Methods: Using different genetic techniques (DHPLC, DGGE, direct sequencing), the PKP2, DSG2, DSC2, DSP, DES JUP and TMEM43 genes were and are currently studied in 57 patients fulfilling ARVC Task Force Criteria. In addition, a deep sequencing protocol to analyze these genes within one single experiment was initiated recently. To validate the applicability of this technique in a diagnostic setting, all ARVD/C related genes were also analyzed in these patients, using this deep sequencing protocol.

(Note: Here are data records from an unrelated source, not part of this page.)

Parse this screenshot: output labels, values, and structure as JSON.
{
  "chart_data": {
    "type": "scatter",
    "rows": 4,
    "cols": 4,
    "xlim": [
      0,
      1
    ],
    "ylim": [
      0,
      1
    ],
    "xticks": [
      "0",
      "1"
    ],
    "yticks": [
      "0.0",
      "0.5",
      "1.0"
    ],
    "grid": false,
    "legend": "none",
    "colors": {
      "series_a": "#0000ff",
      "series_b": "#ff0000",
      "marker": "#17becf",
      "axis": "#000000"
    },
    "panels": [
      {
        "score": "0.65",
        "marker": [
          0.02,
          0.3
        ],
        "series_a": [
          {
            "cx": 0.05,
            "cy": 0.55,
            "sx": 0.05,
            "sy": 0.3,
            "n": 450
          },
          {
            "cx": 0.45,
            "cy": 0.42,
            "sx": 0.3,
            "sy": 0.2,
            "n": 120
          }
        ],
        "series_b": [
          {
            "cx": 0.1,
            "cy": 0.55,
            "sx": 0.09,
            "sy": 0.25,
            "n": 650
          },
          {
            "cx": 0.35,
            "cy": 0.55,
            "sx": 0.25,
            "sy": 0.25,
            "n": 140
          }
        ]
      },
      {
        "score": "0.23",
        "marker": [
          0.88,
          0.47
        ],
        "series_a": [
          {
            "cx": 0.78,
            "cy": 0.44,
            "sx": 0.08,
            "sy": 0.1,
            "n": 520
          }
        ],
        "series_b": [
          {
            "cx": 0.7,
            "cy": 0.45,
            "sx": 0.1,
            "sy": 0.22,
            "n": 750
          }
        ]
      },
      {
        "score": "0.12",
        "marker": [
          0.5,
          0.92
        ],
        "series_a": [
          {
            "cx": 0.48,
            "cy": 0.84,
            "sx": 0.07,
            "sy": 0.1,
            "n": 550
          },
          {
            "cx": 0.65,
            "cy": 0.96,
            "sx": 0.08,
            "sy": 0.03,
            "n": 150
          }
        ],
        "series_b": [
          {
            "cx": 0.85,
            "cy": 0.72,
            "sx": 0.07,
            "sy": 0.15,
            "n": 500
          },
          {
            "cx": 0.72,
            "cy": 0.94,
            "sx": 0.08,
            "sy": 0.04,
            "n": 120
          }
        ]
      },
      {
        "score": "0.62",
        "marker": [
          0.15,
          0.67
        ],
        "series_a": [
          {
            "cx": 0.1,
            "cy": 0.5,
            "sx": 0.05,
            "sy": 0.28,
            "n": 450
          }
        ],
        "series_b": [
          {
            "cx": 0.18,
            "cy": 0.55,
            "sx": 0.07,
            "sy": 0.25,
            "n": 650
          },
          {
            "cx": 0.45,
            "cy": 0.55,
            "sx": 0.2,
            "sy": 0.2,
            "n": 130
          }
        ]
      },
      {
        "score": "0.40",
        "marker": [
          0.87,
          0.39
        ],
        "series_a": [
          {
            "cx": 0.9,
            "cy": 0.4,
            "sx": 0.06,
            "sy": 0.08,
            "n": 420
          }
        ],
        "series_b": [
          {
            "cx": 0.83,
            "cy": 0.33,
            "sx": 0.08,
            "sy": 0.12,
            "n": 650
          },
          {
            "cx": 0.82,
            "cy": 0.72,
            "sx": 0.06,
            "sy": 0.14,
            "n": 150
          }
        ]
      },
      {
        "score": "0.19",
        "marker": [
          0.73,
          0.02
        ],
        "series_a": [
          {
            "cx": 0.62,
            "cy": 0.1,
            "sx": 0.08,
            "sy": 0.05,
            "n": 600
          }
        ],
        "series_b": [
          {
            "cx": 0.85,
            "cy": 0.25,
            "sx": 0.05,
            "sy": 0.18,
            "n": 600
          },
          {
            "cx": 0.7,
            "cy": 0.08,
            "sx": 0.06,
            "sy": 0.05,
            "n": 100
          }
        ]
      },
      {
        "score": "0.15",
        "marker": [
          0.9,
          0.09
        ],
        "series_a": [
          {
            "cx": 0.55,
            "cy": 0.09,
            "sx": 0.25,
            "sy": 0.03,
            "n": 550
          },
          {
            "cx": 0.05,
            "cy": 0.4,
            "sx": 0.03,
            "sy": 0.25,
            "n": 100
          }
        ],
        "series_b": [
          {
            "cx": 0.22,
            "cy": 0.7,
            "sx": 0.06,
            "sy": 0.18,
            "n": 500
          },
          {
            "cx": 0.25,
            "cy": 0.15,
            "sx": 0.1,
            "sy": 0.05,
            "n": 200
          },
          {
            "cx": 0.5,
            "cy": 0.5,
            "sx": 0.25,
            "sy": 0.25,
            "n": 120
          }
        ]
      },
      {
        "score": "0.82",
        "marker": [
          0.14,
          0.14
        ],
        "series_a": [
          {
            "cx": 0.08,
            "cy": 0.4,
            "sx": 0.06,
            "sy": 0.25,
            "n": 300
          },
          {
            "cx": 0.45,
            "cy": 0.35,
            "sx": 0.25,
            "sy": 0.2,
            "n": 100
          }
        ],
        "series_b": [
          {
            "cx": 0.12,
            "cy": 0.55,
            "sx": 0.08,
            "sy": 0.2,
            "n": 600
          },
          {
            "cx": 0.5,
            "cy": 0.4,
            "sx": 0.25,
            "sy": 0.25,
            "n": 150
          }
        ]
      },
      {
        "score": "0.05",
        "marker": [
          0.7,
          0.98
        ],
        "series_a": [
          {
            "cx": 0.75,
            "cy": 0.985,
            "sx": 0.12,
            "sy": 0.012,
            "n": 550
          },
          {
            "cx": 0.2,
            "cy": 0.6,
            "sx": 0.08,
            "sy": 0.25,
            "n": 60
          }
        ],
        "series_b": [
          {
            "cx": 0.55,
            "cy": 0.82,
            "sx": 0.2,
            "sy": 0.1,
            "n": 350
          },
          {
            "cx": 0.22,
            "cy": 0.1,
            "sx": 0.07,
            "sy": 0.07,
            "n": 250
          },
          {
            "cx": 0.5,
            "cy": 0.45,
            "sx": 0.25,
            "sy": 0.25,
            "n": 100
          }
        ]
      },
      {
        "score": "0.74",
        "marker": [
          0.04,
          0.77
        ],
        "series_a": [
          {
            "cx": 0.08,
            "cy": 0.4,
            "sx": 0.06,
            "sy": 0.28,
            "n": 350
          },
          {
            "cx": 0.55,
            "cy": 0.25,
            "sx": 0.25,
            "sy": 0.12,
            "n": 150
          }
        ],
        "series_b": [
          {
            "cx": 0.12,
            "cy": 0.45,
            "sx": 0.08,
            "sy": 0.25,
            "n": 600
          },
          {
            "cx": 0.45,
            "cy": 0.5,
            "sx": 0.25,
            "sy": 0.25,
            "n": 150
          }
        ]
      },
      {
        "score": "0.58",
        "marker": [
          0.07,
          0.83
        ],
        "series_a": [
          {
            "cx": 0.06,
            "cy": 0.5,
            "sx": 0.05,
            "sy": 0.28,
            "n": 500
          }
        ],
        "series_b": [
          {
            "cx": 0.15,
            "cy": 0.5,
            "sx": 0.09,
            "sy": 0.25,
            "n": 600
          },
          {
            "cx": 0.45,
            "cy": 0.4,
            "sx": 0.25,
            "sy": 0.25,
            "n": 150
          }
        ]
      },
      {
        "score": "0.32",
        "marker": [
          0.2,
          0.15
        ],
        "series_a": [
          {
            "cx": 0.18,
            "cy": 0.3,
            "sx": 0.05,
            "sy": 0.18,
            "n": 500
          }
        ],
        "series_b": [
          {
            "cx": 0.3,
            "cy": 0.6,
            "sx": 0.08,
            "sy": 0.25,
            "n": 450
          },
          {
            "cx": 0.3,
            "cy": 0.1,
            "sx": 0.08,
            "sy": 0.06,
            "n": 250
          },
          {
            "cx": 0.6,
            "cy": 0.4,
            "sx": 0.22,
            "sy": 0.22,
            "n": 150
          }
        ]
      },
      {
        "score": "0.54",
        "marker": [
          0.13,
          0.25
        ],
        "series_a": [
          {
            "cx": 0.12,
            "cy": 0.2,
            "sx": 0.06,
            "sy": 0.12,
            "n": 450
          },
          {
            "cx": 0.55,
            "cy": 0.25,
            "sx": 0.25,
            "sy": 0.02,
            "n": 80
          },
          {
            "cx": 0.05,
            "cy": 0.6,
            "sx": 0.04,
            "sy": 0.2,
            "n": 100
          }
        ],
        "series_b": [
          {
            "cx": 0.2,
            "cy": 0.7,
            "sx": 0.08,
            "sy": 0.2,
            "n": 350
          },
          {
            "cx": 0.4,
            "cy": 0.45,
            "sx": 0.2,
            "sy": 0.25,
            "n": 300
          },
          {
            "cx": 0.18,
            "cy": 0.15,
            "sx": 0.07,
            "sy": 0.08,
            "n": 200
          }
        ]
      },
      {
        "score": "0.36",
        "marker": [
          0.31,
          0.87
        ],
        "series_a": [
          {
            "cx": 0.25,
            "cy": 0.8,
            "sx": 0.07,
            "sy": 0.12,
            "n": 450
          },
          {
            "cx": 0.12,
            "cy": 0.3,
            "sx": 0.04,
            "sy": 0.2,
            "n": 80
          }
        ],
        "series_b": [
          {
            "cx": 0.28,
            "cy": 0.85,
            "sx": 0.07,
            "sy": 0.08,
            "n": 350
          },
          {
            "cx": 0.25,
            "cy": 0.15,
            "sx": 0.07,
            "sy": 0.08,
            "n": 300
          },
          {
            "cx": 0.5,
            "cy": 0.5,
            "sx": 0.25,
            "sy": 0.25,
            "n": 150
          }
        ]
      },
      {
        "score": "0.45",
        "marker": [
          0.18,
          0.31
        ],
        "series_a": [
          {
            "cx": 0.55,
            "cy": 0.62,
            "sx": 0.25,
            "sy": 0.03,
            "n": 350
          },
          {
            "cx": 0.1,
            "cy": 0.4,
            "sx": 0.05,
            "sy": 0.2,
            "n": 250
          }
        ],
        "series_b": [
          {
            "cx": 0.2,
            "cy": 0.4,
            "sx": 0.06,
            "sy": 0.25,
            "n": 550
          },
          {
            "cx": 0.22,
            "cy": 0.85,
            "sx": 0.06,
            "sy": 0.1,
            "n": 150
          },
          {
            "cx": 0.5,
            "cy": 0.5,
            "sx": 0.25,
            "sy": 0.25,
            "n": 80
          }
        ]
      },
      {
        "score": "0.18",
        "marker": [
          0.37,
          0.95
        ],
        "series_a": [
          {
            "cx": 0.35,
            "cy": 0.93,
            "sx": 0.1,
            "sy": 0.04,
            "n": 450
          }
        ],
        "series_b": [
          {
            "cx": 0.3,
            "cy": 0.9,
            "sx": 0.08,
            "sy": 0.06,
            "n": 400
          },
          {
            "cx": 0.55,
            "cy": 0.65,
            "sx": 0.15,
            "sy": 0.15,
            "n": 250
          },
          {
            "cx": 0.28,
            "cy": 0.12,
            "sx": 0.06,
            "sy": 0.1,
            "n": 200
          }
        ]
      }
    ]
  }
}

Results: 40% of our ARVD/C patients carry PKP2 mutations, 7% carry DSG2 mutations, 2% carry a mutation in DSC2, and 2% carry a mutation in both DSG2 and DSC2. Among the DSG2 and/or DSC2 mutation-positive probands, 2 carried compound heterozygous mutations and 1 had digenic mutations. No mutations were identified in the TMEM43, DSP, JUP and DES genes, although a subset of the analyses is pending.
Conclusions: Mutations in DSG2 and DSC2 are together less prevalent (10%) than PKP2 mutations (40%) in Dutch ARVD/C patients. Interestingly, bi-allelic or digenic DSC2 and/or DSG2 mutations are frequently identified, suggesting that a single mutation is less likely to cause a full blown ARVD/C phenotype. These results will be integrated in our recently launched, freely accessible online database, providing updated information on mutations in ARVD/C-associated genes (www.arvcdatabase.info).